City staff told the council the proposed budget holds current insurance coverage after receiving an estimated $66,000 increase in health-insurance costs, "roughly, 16%" for all employees. The draft includes no cost-of-living or merit increases, and staff said the city is balancing the budget without adding certification pay lines.
Why it matters: Council members emphasized that rising operating costs and material-price pressures will force trade-offs. The city faces possible water- and garbage-rate increases and steep rises in street-material costs that could shrink the mileage the city can maintain with a $350,000 materials allocation.
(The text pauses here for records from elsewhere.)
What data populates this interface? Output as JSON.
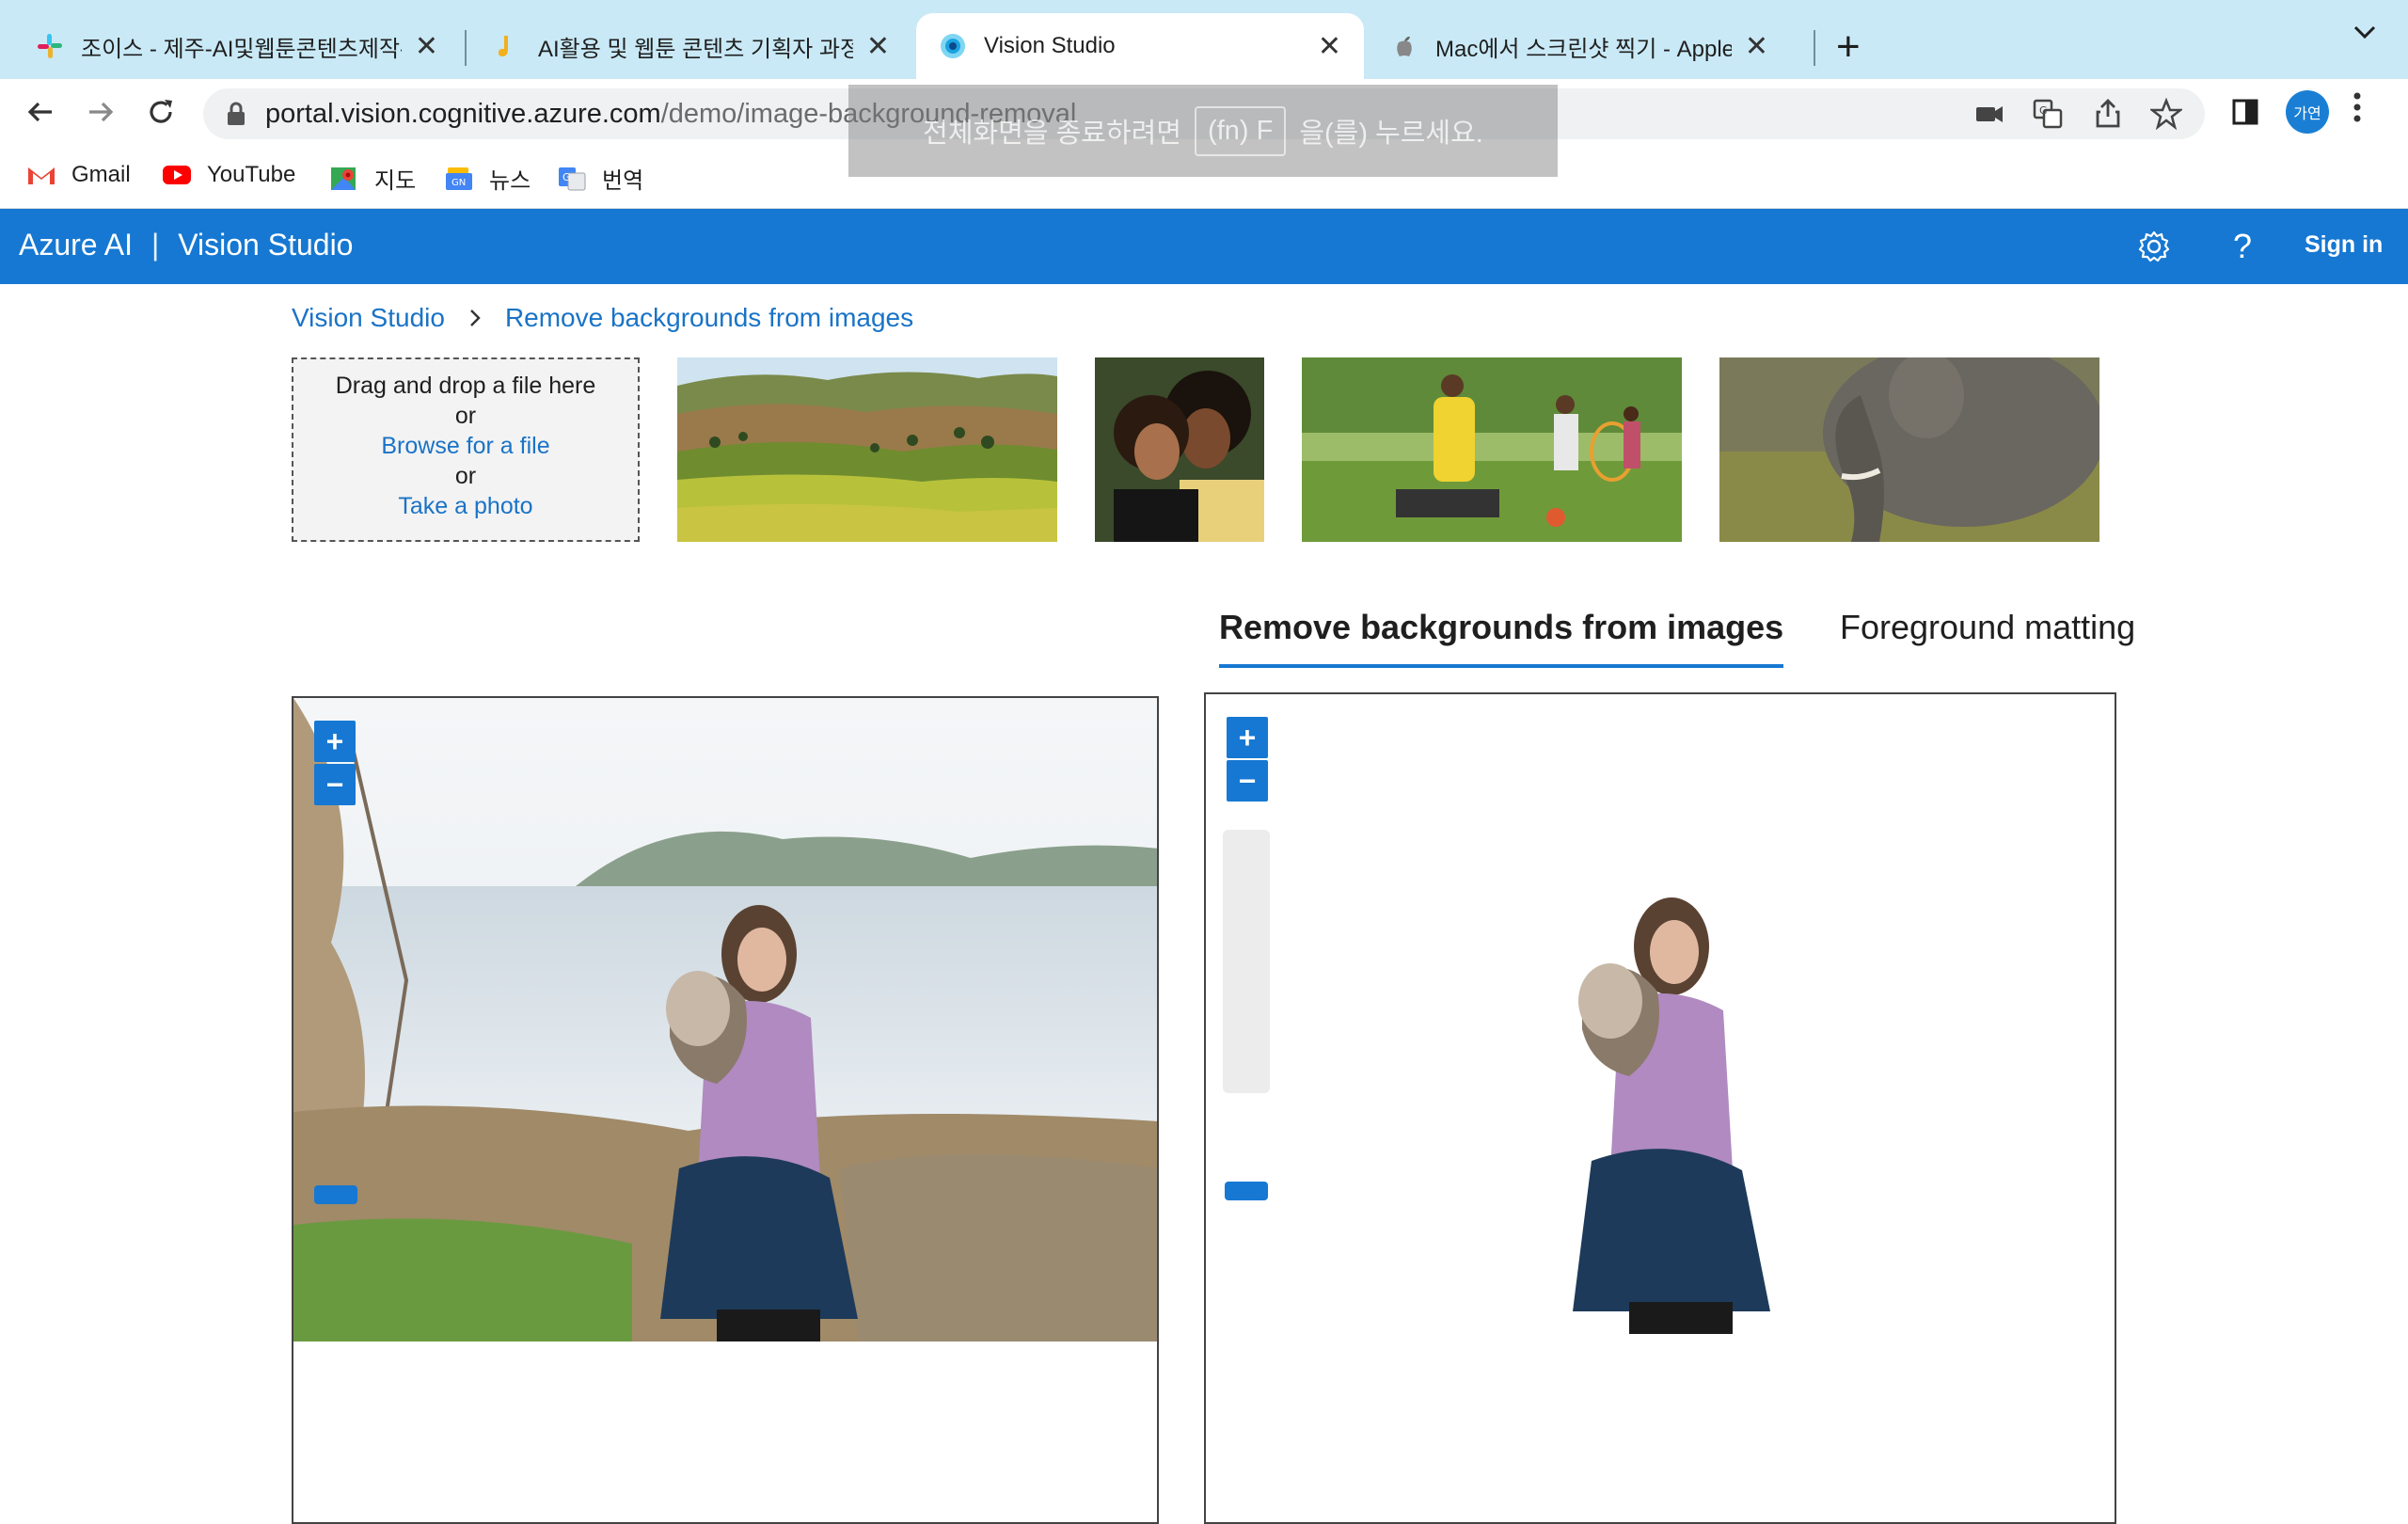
{
  "browser": {
    "tabs": [
      {
        "title": "조이스 - 제주-AI및웹툰콘텐츠제작-그",
        "active": false
      },
      {
        "title": "AI활용 및 웹툰 콘텐츠 기획자 과정 -",
        "active": false
      },
      {
        "title": "Vision Studio",
        "active": true
      },
      {
        "title": "Mac에서 스크린샷 찍기 - Apple 지",
        "active": false
      }
    ],
    "close_glyph": "✕",
    "new_tab_glyph": "+",
    "url_host": "portal.vision.cognitive.azure.com",
    "url_path": "/demo/image-background-removal",
    "profile_initials": "가연",
    "fullscreen_hint": {
      "before": "전체화면을 종료하려면",
      "key": "(fn) F",
      "after": "을(를) 누르세요."
    }
  },
  "bookmarks": [
    {
      "label": "Gmail",
      "icon": "gmail-icon"
    },
    {
      "label": "YouTube",
      "icon": "youtube-icon"
    },
    {
      "label": "지도",
      "icon": "maps-icon"
    },
    {
      "label": "뉴스",
      "icon": "news-icon"
    },
    {
      "label": "번역",
      "icon": "translate-icon"
    }
  ],
  "header": {
    "brand_left": "Azure AI",
    "brand_sep": "|",
    "brand_right": "Vision Studio",
    "help_glyph": "?",
    "sign_in": "Sign in",
    "accent": "#1678d2"
  },
  "breadcrumb": {
    "root": "Vision Studio",
    "current": "Remove backgrounds from images"
  },
  "dropzone": {
    "line1": "Drag and drop a file here",
    "or1": "or",
    "browse": "Browse for a file",
    "or2": "or",
    "photo": "Take a photo"
  },
  "samples": [
    "landscape-terraces",
    "couple-portrait",
    "family-bbq",
    "elephant"
  ],
  "result_tabs": {
    "remove": "Remove backgrounds from images",
    "matting": "Foreground matting"
  },
  "zoom": {
    "plus": "+",
    "minus": "−"
  }
}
"We received about a $66,000 increase for all city employees — roughly, 16% increase," staff said in the presentation. That prompted a discussion about whether the budget should restore certification or incentive pay for public-safety staff or preserve the current coverage level until revenues are clearer.
Police Chief Keith Schmidt described the certification-pay system the department used previously — intermediate, advanced and master peace-officer licensing, degree pay and a variety of specialty incentives — and said such pay "incentivizes them to go further" in training and qualifications. Council members pressed for numbers and asked staff and the administrator to return with options and offsets to avoid unplanned budget increases.
The workshop also covered several capital requests. Staff listed two police vehicles (estimates near $26,000 each), a proposed radio system for public safety with an estimated cost around $466,000, and a replacement fire engine that likely requires multi-year planning and possibly bonding. Staff noted three police vehicles already approved for purchase with ARPA funds should arrive within weeks.
Material and debt context: Staff warned that chip-seal rock and oil have each risen about 30%, and that the city’s in-house $350,000 materials fund will buy significantly less paving material this year. On long-term financing, staff outlined about $544,000 in debt-service obligations for 2024 and showed how bond scenarios could add modest increases to the average homeowner’s annual bill.
Council action: After discussing trade-offs and timing, a council member moved and the council voted to "research these items and go out for bids" so staff could return with concrete numbers, procurement options and financing scenarios. The motion carried.
What’s next: Staff will return with bid solicitations, updated cost estimates and options for certification pay and rate adjustments, including potential impacts to utility rates and proposed budget amendments.